A Costa Rican court sanctioned a road official after the national road authority repeatedly failed to complete dozens of wildlife crossings that had been formally identified as essential intervention points in an approved environmental impact assessment, requesting extension after extension and citing budget constraints while animals continued to die along one of the country’s busiest corridors.

Meanwhile, that same government continues spending enormous sums on road surfaces that crack, flood, and deteriorate within months of being repaved, creating the familiar cycle of patch-and-repeat that consumes public funds without delivering lasting infrastructure. The money clearly exists. The priorities are simply misaligned.

There is something deeply contradictory about a country that sells the world on its biodiversity while failing to protect that biodiversity from its own roads.

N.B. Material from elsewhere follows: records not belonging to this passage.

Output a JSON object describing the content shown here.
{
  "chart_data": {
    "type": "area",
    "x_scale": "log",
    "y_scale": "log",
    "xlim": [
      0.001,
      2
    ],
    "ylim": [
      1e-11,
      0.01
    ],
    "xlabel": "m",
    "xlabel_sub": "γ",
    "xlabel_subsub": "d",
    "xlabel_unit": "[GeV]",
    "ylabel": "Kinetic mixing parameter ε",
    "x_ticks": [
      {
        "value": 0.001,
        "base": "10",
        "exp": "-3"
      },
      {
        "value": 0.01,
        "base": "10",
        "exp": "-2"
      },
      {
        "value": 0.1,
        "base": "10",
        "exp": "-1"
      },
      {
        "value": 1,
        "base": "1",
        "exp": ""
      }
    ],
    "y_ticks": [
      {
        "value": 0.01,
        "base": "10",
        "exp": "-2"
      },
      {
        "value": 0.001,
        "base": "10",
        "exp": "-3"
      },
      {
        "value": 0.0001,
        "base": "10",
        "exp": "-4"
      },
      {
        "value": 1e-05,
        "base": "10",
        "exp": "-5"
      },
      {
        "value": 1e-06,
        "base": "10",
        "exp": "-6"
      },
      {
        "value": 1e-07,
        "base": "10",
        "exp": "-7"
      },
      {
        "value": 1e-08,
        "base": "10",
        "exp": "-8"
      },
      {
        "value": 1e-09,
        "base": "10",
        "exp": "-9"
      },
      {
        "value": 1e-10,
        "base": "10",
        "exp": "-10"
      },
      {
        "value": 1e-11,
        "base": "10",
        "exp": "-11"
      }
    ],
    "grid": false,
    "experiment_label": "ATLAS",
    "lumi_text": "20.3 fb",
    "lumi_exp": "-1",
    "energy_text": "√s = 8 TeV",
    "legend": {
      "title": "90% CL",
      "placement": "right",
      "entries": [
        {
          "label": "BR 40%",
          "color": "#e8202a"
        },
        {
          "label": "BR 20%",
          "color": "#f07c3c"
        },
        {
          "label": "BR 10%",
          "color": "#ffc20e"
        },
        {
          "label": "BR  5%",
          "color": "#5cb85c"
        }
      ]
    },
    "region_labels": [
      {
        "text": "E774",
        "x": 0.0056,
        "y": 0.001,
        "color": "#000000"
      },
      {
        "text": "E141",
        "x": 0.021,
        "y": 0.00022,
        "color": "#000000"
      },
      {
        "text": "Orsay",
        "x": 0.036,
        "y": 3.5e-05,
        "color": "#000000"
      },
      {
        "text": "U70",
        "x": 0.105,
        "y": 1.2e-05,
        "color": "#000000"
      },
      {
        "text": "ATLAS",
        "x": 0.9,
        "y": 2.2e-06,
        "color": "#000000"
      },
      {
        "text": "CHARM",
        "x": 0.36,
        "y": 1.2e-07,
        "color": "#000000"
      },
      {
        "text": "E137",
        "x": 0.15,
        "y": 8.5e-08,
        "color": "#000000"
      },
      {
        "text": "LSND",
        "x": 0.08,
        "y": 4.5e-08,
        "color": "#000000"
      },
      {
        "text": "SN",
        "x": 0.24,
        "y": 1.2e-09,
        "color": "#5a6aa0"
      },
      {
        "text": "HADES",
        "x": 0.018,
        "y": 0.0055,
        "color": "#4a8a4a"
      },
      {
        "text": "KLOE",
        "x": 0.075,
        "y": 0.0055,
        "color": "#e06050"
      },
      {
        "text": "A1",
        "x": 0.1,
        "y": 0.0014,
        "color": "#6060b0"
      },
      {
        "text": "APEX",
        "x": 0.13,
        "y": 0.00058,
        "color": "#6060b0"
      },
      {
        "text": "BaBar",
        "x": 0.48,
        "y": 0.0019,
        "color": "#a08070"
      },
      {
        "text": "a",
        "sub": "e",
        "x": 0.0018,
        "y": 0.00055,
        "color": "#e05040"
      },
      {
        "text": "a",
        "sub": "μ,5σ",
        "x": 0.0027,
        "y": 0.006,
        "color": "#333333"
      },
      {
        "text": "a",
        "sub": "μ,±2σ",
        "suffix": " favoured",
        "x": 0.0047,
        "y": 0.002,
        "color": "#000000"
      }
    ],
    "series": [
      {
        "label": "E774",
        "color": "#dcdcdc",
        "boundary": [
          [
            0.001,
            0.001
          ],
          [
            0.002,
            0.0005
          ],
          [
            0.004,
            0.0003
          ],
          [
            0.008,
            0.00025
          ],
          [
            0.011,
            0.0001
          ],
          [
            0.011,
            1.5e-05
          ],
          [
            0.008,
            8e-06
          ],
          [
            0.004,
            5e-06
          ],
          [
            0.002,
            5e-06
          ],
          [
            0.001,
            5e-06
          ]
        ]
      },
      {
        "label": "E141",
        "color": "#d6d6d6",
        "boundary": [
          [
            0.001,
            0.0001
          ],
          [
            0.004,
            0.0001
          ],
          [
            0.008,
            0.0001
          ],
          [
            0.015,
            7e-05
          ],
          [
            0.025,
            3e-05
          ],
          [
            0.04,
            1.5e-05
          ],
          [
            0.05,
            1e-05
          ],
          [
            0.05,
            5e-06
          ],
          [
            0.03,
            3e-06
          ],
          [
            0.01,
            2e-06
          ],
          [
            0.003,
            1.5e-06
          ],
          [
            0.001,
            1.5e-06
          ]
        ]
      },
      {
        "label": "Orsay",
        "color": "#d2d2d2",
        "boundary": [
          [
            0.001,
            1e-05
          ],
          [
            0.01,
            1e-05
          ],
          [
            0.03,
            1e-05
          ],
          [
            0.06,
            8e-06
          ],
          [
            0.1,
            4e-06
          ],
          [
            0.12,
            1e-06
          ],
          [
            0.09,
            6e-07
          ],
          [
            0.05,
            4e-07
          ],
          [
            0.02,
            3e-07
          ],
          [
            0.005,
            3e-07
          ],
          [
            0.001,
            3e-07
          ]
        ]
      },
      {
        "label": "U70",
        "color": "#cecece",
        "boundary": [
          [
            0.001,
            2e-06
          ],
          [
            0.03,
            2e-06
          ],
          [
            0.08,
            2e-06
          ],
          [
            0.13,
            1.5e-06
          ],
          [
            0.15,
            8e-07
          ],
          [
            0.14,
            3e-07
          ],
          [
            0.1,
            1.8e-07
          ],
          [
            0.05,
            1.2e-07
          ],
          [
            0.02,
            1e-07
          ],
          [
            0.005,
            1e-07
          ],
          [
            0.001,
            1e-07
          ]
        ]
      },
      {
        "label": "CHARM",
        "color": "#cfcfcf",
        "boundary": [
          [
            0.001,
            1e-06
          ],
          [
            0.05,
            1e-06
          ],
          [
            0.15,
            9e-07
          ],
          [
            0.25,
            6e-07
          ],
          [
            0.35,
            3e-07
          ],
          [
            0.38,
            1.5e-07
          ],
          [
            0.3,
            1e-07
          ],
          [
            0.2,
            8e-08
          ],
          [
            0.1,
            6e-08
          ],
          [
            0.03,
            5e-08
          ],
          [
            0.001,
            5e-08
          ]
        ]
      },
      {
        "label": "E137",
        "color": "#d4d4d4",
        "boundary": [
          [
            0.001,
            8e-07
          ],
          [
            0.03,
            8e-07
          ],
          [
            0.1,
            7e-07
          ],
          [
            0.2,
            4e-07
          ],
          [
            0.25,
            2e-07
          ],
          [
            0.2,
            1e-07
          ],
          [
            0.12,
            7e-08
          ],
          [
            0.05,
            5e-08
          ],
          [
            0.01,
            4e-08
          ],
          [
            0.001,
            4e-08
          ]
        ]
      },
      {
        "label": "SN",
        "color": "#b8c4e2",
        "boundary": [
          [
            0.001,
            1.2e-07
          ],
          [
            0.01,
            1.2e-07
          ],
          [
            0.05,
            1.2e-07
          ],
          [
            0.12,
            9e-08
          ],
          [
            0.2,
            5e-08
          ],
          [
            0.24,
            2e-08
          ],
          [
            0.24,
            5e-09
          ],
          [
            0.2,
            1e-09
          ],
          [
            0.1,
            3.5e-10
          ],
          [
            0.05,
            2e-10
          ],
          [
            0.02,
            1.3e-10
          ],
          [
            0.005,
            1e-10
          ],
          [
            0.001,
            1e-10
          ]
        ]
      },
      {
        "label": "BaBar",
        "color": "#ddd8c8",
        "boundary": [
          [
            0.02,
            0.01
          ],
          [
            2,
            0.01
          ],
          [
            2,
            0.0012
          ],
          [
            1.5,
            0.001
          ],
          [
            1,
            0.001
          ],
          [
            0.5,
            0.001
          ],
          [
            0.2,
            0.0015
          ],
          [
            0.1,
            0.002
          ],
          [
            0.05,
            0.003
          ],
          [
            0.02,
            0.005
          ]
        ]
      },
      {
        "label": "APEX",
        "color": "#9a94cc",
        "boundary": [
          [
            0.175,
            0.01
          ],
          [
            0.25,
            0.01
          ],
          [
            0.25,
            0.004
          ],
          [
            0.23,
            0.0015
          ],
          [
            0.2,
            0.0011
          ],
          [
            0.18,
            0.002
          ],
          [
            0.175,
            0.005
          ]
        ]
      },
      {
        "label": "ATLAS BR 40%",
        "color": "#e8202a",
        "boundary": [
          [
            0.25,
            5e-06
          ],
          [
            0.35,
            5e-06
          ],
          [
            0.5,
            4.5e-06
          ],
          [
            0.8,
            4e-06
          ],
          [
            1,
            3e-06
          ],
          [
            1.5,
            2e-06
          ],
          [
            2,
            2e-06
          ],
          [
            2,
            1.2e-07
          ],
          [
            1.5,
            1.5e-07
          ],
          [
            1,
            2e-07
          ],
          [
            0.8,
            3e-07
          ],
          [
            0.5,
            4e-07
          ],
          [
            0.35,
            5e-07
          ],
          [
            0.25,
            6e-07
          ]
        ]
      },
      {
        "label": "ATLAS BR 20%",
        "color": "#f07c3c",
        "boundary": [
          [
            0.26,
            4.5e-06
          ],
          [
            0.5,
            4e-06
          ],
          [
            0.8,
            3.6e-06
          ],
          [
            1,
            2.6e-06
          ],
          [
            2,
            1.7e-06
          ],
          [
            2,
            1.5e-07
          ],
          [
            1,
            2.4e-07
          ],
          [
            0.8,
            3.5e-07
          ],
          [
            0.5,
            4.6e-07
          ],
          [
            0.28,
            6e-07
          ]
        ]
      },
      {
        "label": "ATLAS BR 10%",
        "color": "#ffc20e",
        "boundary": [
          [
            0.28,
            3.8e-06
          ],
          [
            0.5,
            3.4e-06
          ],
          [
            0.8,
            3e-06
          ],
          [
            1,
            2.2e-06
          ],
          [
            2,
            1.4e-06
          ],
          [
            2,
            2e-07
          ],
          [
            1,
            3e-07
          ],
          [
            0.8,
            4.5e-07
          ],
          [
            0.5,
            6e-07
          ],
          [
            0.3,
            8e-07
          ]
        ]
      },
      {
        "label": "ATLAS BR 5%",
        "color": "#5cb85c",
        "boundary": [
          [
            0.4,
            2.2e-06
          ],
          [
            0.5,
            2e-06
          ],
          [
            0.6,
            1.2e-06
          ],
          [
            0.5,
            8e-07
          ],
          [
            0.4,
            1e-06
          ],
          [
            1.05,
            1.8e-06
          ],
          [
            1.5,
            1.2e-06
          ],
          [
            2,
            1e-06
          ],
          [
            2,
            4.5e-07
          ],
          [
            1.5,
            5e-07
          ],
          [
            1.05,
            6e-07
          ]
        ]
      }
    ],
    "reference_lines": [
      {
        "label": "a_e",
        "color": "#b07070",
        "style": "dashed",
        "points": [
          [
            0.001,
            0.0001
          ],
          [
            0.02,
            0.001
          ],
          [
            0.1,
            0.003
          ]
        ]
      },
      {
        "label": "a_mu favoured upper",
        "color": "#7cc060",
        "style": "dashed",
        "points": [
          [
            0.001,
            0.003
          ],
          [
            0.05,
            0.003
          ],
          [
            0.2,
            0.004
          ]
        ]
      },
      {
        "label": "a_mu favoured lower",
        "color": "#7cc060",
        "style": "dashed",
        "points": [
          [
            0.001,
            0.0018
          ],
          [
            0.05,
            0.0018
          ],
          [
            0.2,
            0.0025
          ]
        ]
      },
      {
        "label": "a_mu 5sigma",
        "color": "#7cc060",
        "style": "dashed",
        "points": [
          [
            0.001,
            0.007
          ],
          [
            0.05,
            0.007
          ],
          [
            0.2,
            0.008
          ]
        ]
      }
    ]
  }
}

Costa Rica’s Legislative Assembly recently advanced a bill that would make wildlife crossings a formal legal requirement in road infrastructure projects, applying to both new and existing roads, with particular attention to areas near national parks, forests, and biological corridors. It is a promising step — but a bill is not yet a law, and a law is not yet action on the ground.

The rest of the world has shown that roads and wildlife can coexist. Smart infrastructure does not have to mean dead animals. Costa Rica, of all countries, has every reason to lead on this. The tourists who fill its hotels and zip-line through its canopy come because of the animals. Protecting them is not just an ethical obligation. It is, in every measurable sense, an economic one too.